Ribuan Ikan Mati Mendadak di Sungai Kapuas, Petani Temukan Hal Tak Biasa Pada Insang Ikan
Inilah kondisi alam Sungai Kapuas sewaktu-waktu berubah. Jadi ini adalah pengaruh alam dan biasanya terjadi pada musim kemarau
"Mati total dengan jumlah 1,2 ton itukan masih bibit ini tidak bisa diselamatkan. Ini bibit yang baru ditaburkan sekitar satu bulan dan tidak bisa dikonsumsi," ucap Bintoro.
Selanjutnya tahap kedua ikan yang mati ukuran empat ons, namun masih bisa diselamatkan dengan menjual harga murah.
"Jumlahnya mencapai dua ton lebih dengan harga Rp 16-18 ribu perkilo dijual para petani keramba," jelas Bintoro.
Sedangkan ukuran diatas enam ons sudah kebal dan dapat diselamatkan. Harga jualnya juga masih stabil dengan harga diatas Rp25 ribu perkilo.
"Total semua dari jumlah yang mati, mencapai 5 ton dari tiga kecamatan. Sedangkaan yang tidak dijual sama sekali berjulah 1,2 ton karena masih kecil," ungkapnya.
Banyaknya ikan dikeramba petani mati, menurut Bintoro lantaran adanya perubahan air akibat asimilasi air laut dengan air Sungai Kapuas dan Landak.
Hal itu terjadinya setelah kemarau sekitar 1,5 bulan dimana tidak ada hujan bahkan terjadi interupsi air laut.

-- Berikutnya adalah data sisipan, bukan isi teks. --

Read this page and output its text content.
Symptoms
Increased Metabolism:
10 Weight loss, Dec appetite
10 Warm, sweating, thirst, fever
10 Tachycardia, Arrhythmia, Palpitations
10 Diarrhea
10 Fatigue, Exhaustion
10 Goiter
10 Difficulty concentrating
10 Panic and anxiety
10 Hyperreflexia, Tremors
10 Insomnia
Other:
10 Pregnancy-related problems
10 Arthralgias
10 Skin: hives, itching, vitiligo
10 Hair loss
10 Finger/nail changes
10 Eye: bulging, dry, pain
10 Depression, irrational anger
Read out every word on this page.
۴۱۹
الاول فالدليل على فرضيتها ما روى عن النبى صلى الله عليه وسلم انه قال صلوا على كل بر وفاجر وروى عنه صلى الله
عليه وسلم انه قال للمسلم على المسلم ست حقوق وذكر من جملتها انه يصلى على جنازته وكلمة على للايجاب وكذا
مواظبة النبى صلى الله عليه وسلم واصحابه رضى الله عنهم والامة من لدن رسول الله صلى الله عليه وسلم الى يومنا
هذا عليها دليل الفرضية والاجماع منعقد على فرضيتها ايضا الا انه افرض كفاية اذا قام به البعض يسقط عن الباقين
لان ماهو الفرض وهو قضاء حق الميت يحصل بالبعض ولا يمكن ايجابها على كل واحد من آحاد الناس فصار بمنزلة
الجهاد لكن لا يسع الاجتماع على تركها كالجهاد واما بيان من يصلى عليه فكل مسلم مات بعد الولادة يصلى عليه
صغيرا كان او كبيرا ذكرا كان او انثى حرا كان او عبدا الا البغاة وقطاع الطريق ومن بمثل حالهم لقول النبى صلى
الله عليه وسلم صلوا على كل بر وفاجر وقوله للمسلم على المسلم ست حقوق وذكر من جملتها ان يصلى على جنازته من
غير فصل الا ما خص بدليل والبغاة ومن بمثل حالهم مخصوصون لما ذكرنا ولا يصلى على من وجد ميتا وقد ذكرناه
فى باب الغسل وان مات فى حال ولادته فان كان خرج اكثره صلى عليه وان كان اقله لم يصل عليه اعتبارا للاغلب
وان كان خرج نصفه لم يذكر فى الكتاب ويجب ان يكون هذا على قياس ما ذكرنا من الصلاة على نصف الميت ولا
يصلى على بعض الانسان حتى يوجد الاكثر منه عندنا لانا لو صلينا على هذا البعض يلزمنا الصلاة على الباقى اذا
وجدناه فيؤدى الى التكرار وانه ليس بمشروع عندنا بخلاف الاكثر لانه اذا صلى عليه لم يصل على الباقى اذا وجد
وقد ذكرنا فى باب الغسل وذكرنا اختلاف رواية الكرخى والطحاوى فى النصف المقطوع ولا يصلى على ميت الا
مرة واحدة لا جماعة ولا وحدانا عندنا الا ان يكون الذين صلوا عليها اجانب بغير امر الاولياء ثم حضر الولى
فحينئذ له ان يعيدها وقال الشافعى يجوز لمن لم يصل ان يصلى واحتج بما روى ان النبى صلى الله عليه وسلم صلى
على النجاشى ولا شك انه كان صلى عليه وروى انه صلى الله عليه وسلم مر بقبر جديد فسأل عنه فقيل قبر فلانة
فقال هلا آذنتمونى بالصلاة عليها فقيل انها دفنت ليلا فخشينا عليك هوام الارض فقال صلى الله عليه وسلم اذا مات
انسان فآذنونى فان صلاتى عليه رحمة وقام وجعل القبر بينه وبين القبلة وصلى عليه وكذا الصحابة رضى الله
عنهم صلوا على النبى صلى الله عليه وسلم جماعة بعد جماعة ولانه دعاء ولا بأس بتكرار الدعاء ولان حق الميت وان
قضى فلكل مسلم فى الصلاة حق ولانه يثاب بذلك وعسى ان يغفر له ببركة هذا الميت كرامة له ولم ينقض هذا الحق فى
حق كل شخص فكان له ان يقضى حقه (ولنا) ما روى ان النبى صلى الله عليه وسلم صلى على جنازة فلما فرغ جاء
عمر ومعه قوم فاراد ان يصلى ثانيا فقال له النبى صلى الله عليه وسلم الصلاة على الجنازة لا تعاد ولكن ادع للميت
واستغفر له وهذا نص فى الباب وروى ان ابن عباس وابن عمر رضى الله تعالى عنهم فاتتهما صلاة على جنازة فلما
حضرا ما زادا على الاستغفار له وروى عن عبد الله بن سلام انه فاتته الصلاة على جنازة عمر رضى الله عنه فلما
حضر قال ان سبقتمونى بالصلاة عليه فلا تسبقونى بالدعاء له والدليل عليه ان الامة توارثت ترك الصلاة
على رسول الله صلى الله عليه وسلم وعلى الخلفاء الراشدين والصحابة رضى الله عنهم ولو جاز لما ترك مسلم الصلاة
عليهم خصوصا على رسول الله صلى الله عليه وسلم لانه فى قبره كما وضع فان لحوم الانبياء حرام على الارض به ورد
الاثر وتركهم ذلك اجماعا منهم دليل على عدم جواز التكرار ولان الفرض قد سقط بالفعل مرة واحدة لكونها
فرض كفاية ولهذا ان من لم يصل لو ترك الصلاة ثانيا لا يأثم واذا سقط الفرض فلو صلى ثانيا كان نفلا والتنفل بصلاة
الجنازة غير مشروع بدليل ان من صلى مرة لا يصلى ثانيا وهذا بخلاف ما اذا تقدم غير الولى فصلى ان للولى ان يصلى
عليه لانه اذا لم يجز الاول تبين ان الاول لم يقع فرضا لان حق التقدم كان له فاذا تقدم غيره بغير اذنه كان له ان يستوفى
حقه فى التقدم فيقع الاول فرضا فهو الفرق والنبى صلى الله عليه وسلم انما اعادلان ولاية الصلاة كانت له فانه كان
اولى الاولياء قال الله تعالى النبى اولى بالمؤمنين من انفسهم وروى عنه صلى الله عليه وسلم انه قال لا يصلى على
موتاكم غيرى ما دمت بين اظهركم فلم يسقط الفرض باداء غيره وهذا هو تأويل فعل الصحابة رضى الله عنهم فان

"Ini yang menjadikan asimilasi air Kapuas maupun Landak sehingga setelah musim hujan datang sungai itu terjadi kejernihan yang luar biasa. Dengan kejadian itu, membuat kehidupan di sungai yang ada mengalami perubahan drastis. Kemudian PH air hanya 4,6-5,2. Sehingga tidak layak untuk kehidipan ikan air tawar," tambah Bintoro.
Adanya penurunan PH dan terjadinya perubahan air ini banyak ikan dikeramba petani mati.
Langkah kedepannya, Bintoro akan menyampaikan laporan pada Wali Kota Pontianak, Edi Rusdi Kamtono untuk memberikan bantuan pada petani.
Pemerintah Kota Pontianak sendiri mengadakan pemijahan ikan nila dan pihaknya akan berikan subsidi harga bibit.
Subsidi tersebut bisa Rp100-150 rupiah perekor ikan dengan ukuran 4-6 cm. Sehingga petani hanya membayar Rp150 atau Rp200 rupiah perekor.
"Ini solusi yang diberikan oleh Pemkot Pontianak untuk membantu para petani keramba. Jumlah petani di Pontianak Utara 12, Barat ada enam dan Pontianak Timur ada 15 petani," ucap Bintoro.
Setelah dilakukan pendataan, memang tidak semua ikan diremba petani yang mati. Ia bersyukur karena tidak menimbulkan banyak kerugian bagi semua petani keramba.
"Memang tidak semua terkena dampak dan mati dan hari ini kondisi air Kapuas dan Landak sudah normal," pungkasnya.
Gas Amoniak
Wali Kota Pontianak, Edi Rusdi Kamtono menegaskan memang dengan adanya perubahan kondisi air Kapuas dan Landak sepekan lalu membuat ikan para petani keramba mati.